Juntamente com Pedro Julião Eymard e com Bernadete, invocamos o testemunho de tantos e tantos santos e santas que tiveram o maior amor pela Eucaristia. Nesta tarde, Nicolau Cabasilas exclama e diz-nos: «Se Cristo permanece em nós, de que é que precisamos mais? O que é que nos falta? Se permanecemos em Cristo, que mais podemos desejar? Ele é nosso hóspede e nossa morada. Felizes de nós que somos a sua casa! Que alegria sermos nós mesmos a morada de tal Inquilino!» (La vie en Jésus-Christ, IV, 6).

O Beato Carlos de Foucauld nasceu em 1858, no mesmo ano das aparições de Lourdes. Não distante do seu corpo hirto pela morte foi encontrada, como o grão de trigo lançado na terra, a lúnula que continha o Santíssimo Sacramento, que Frei Carlos adorava todos os dias durante longas horas. O Padre Foucauld confia-nos a oração que brota da intimidade do seu coração, uma oração dirigida ao nosso Pai, mas que, juntamente com Jesus, podemos com toda a verdade fazer nossa diante da Hóstia Sagrada:

«“Meu Pai, nas vossas mãos entrego o meu espírito”.

É a última oração do nosso Mestre, do nosso Amado...

Possa tornar-se a nossa, e que seja não apenas a do nosso último instante, mas também a de todos os nossos momentos:

Meu Pai, entrego-me nas vossas mãos; meu Pai, confio-me a Vós; meu Pai, abandono-me a Vós; meu Pai, fazei de mim o que quiserdes; seja o que for, eu Vo-lo agradeço: obrigado por tudo; estou pronto para tudo, aceito tudo; agradeço-Vos tudo. Contanto que a vossa vontade se cumpra em mim, ó meu Deus, contanto que a vossa vontade se cumpra em todas as vossas criaturas, em todos os vossos filhos, em todos aqueles que o vosso Coração ama, eu nada mais desejo, meu Deus; entrego a minha alma nas vossas mãos; dou-Vo-la, meu Deus, com todo o amor do meu coração, porque Vos amo, e é uma necessidade do meu coração dar-me, entregar-me nas vossas mãos sem medida, com confiança infinita, porque Vós sois o meu Pai» (Meditação sobre os Santos Evangelhos).

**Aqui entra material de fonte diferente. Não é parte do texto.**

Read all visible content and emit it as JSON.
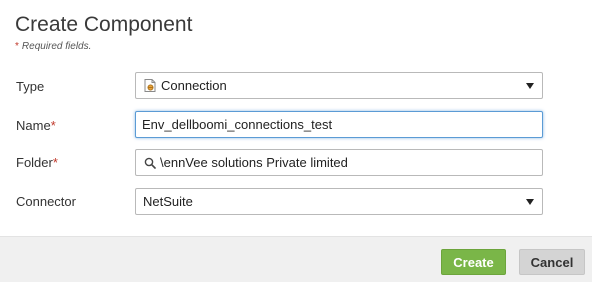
{
  "dialog": {
    "title": "Create Component",
    "required_star": "*",
    "required_note": "Required fields."
  },
  "form": {
    "type_label": "Type",
    "type_value": "Connection",
    "name_label": "Name",
    "name_required": "*",
    "name_value": "Env_dellboomi_connections_test",
    "folder_label": "Folder",
    "folder_required": "*",
    "folder_value": "\\ennVee solutions Private limited",
    "connector_label": "Connector",
    "connector_value": "NetSuite"
  },
  "buttons": {
    "create": "Create",
    "cancel": "Cancel"
  },
  "colors": {
    "create_button": "#7ab648",
    "cancel_button": "#d4d4d4",
    "required_star": "#c0392b",
    "focus_border": "#5b9bd5"
  },
  "icons": {
    "type_icon": "connection-icon",
    "folder_icon": "search-icon",
    "dropdown_icon": "chevron-down-icon"
  }
}
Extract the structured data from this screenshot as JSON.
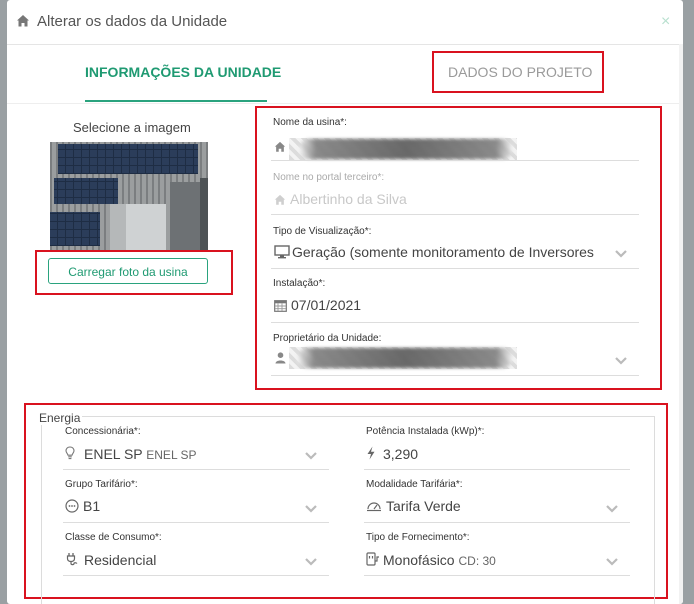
{
  "modal": {
    "title": "Alterar os dados da Unidade",
    "close_glyph": "×",
    "header_icon": "home-icon"
  },
  "tabs": [
    {
      "label": "INFORMAÇÕES DA UNIDADE",
      "active": true
    },
    {
      "label": "DADOS DO PROJETO",
      "active": false
    }
  ],
  "image_panel": {
    "label": "Selecione a imagem",
    "upload_button": "Carregar foto da usina"
  },
  "unit_fields": {
    "nome_usina": {
      "label": "Nome da usina*:",
      "icon": "home-icon"
    },
    "nome_portal": {
      "label": "Nome no portal terceiro*:",
      "value": "Albertinho da Silva",
      "icon": "home-icon"
    },
    "tipo_visualizacao": {
      "label": "Tipo de Visualização*:",
      "value": "Geração (somente monitoramento de Inversores",
      "icon": "monitor-icon"
    },
    "instalacao": {
      "label": "Instalação*:",
      "value": "07/01/2021",
      "icon": "calendar-icon"
    },
    "proprietario": {
      "label": "Proprietário da Unidade:",
      "icon": "user-icon"
    }
  },
  "energia": {
    "legend": "Energia",
    "concessionaria": {
      "label": "Concessionária*:",
      "value": "ENEL SP",
      "sub": "ENEL SP",
      "icon": "lightbulb-icon"
    },
    "potencia": {
      "label": "Potência Instalada (kWp)*:",
      "value": "3,290",
      "icon": "bolt-icon"
    },
    "grupo_tarifario": {
      "label": "Grupo Tarifário*:",
      "value": "B1",
      "icon": "meter-icon"
    },
    "modalidade_tarifaria": {
      "label": "Modalidade Tarifária*:",
      "value": "Tarifa Verde",
      "icon": "meter-icon"
    },
    "classe_consumo": {
      "label": "Classe de Consumo*:",
      "value": "Residencial",
      "icon": "plug-icon"
    },
    "tipo_fornecimento": {
      "label": "Tipo de Fornecimento*:",
      "value": "Monofásico",
      "sub": "CD: 30",
      "icon": "socket-icon"
    }
  },
  "colors": {
    "accent": "#2aa37e",
    "annotation_red": "#d9121f"
  }
}
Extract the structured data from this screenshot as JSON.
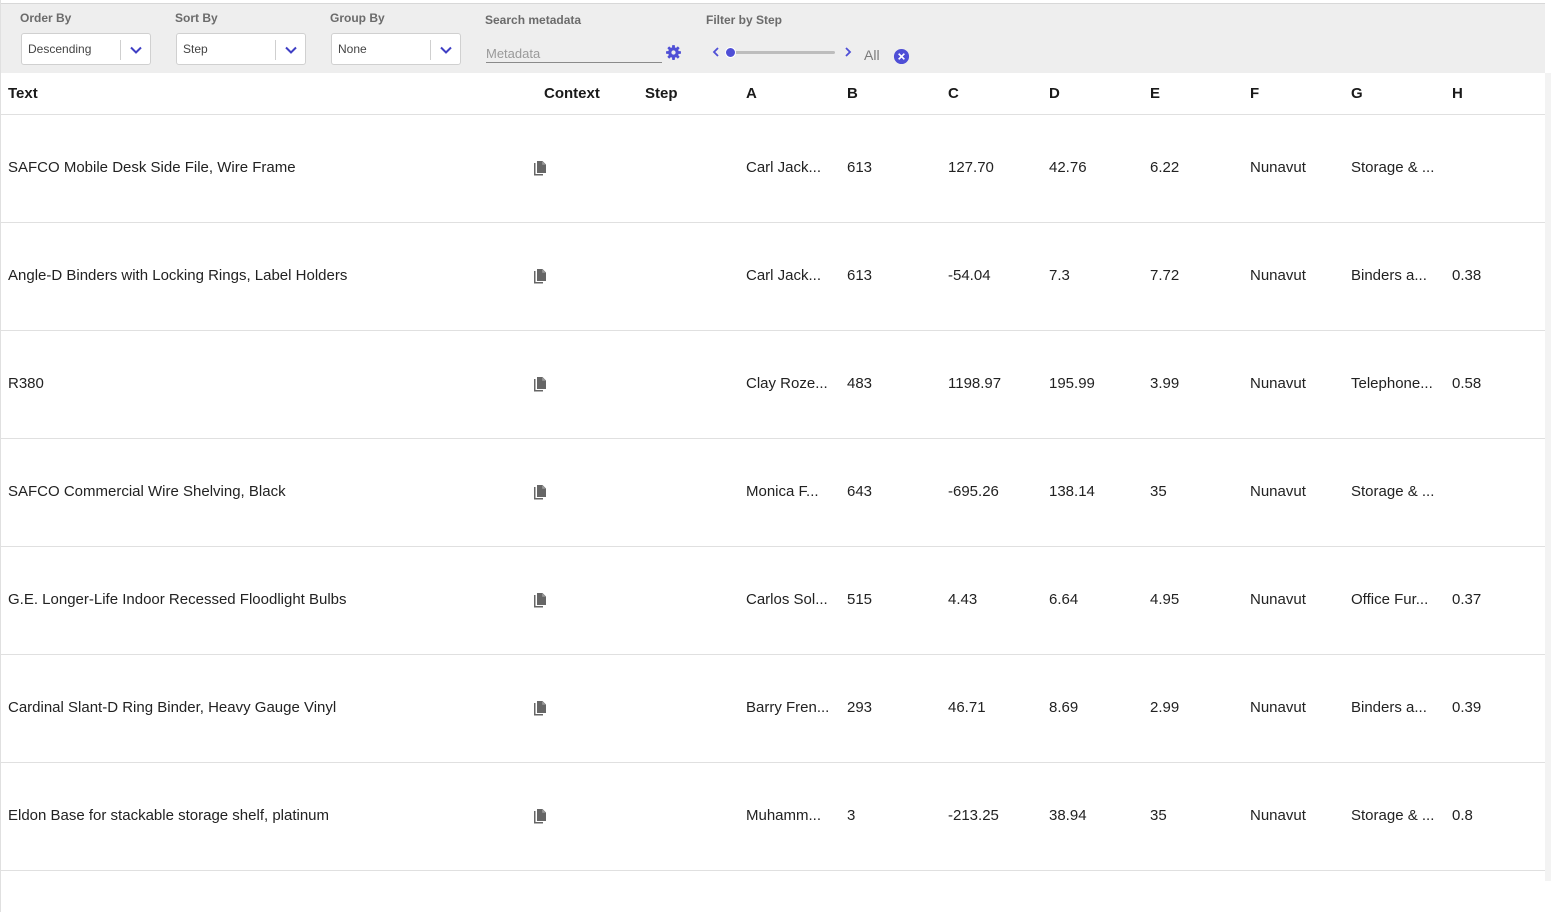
{
  "toolbar": {
    "order_by": {
      "label": "Order By",
      "value": "Descending"
    },
    "sort_by": {
      "label": "Sort By",
      "value": "Step"
    },
    "group_by": {
      "label": "Group By",
      "value": "None"
    },
    "search": {
      "label": "Search metadata",
      "placeholder": "Metadata"
    },
    "filter": {
      "label": "Filter by Step",
      "all_label": "All",
      "level": 0
    }
  },
  "colors": {
    "accent": "#4f4fd6",
    "toolbar_bg": "#eeeeee",
    "icon_gray": "#666666"
  },
  "icons": {
    "select": "chevron-down-icon",
    "search_settings": "gear-icon",
    "slider_prev": "chevron-left-icon",
    "slider_next": "chevron-right-icon",
    "clear": "close-circle-icon",
    "context": "copy-icon"
  },
  "table": {
    "headers": {
      "text": "Text",
      "context": "Context",
      "step": "Step",
      "a": "A",
      "b": "B",
      "c": "C",
      "d": "D",
      "e": "E",
      "f": "F",
      "g": "G",
      "h": "H"
    },
    "rows": [
      {
        "text": "SAFCO Mobile Desk Side File, Wire Frame",
        "step": "",
        "a": "Carl Jack...",
        "b": "613",
        "c": "127.70",
        "d": "42.76",
        "e": "6.22",
        "f": "Nunavut",
        "g": "Storage & ...",
        "h": ""
      },
      {
        "text": "Angle-D Binders with Locking Rings, Label Holders",
        "step": "",
        "a": "Carl Jack...",
        "b": "613",
        "c": "-54.04",
        "d": "7.3",
        "e": "7.72",
        "f": "Nunavut",
        "g": "Binders a...",
        "h": "0.38"
      },
      {
        "text": "R380",
        "step": "",
        "a": "Clay Roze...",
        "b": "483",
        "c": "1198.97",
        "d": "195.99",
        "e": "3.99",
        "f": "Nunavut",
        "g": "Telephone...",
        "h": "0.58"
      },
      {
        "text": "SAFCO Commercial Wire Shelving, Black",
        "step": "",
        "a": "Monica F...",
        "b": "643",
        "c": "-695.26",
        "d": "138.14",
        "e": "35",
        "f": "Nunavut",
        "g": "Storage & ...",
        "h": ""
      },
      {
        "text": "G.E. Longer-Life Indoor Recessed Floodlight Bulbs",
        "step": "",
        "a": "Carlos Sol...",
        "b": "515",
        "c": "4.43",
        "d": "6.64",
        "e": "4.95",
        "f": "Nunavut",
        "g": "Office Fur...",
        "h": "0.37"
      },
      {
        "text": "Cardinal Slant-D Ring Binder, Heavy Gauge Vinyl",
        "step": "",
        "a": "Barry Fren...",
        "b": "293",
        "c": "46.71",
        "d": "8.69",
        "e": "2.99",
        "f": "Nunavut",
        "g": "Binders a...",
        "h": "0.39"
      },
      {
        "text": "Eldon Base for stackable storage shelf, platinum",
        "step": "",
        "a": "Muhamm...",
        "b": "3",
        "c": "-213.25",
        "d": "38.94",
        "e": "35",
        "f": "Nunavut",
        "g": "Storage & ...",
        "h": "0.8"
      }
    ]
  }
}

Amados irmãos e irmãs, peregrinos de um dia e habitantes destes vales, irmãos Bispos, sacerdotes, diáconos, religiosos, religiosas, vós todos que vedes diante dos vossos olhos a humilhação infinita do Filho de Deus e a glória infinita da ressurreição, permanecei em silêncio e adorai o vosso Senhor, o nosso Mestre e Senhor Jesus Cristo. Permanecei em silêncio, depois falai e dizei ao mundo: não podemos calar mais aquilo que sabemos. Ide contar ao mundo inteiro as maravilhas de Deus, presente em cada momento das nossas vidas, em todos os lugares da terra. Que Deus nos abençoe e proteja, nos conduza pelo caminho da vida eterna, Ele que é a Vida, pelos séculos dos séculos. Amen.